Implications and future directions
This research supports the broader hypothesis that many neurodegenerative diseases, including Alzheimer’s disease and Parkinson’s disease, may involve prion-like mechanisms in which misfolded proteins spread by inducing similar misfolding in normal proteins. Understanding these mechanisms opens new avenues for therapeutic strategies aimed at stopping or slowing disease progression by targeting the spread of protein aggregates.
The research team is currently studying the specifics of neurodegeneration induced by FUS aggregates.
“Identifying the exact components of these aggregates and the brain regions most affected by their propagation will be crucial for developing future therapeutic interventions,” concludes Professor Sandrine Da Cruz.
Funding and collaborations
Advances in research are only possible through collaborations at the national and international levels. This research was conducted in close collaboration between the laboratories of Professor Sandrine Da Cruz, Professor James Shorter (UPenn), Professor Don Cleveland (UCSD), and Professor Lin Guo (Thomas Jefferson).
The research (team) was supported by the Research Foundation Flanders (FWO), the Muscular Dystrophy Association, the Fondation Recherche Alzheimer – Stichting Alzheimer Onderzoek (STOPALZHEIMER.BE), Target ALS, ALSA and the Robert Packard Center for ALS Research at Johns Hopkins. .
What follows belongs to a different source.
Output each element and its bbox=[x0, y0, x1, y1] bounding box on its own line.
About this research news in neurology and genetics
Author: India Jane Wise
Source: VIB
Contact: India Jane Wise – VIB
Picture: Image is credited to Neuroscience News
Original research: Free access.
“Progression of frontotemporal dementia-like disease caused by seeded aggregation and spread of FUS” by Sandrine Da Cruz et al. Molecular neurodegeneration
Abstract
Progression of frontotemporal dementia-like disease caused by seeded aggregation and spread of FUS
RNA-binding proteins have become central players in the mechanisms of many neurodegenerative diseases. In particular, fused sarcoma proteinopathy (FUS) is present in some cases of familial amyotrophic lateral sclerosis (ALS) and approximately 10% of sporadic frontotemporal lobar degeneration (FTLD).
We establish here that focal injection of sonicated human FUS fibrils into mouse brains in which ALS-related mutant or wild-type human FUS replaces endogenous mouse FUS is sufficient to induce focal cytoplasmic mislocalization and l aggregation of mutant and wild-type FUS which, over time. spreads to distal regions of the brain.
FUS aggregation induced by human FUS fibrils in the brain of humanized FUS mice is accelerated by an ALS-causing mutant FUS compared to wild-type human FUS.
Injection of sonicated human FUS fibrils does not induce FUS aggregation or subsequent propagation after injection into naive mouse brains containing only mouse FUS, indicating a species barrier to FUS aggregation. Human FUS and its prion-like propagation.
Fibril-induced human FUS aggregates recapitulate the pathological features of FTLD, including increased insolubility of FUS and TAF15 in detergents and cytoplasmic deposits of amyloid-like FUS that accumulate ubiquitin and p62, but not the TDP-43.
Finally, injection of sonicated FUS fibrils has been shown to exacerbate age-related cognitive and behavioral deficits due to expression of mutant human FUS. Thus, seeded focal aggregation of FUS and its subsequent spread by prion-like propagation causes FUS proteinopathy and FTLD-like disease progression.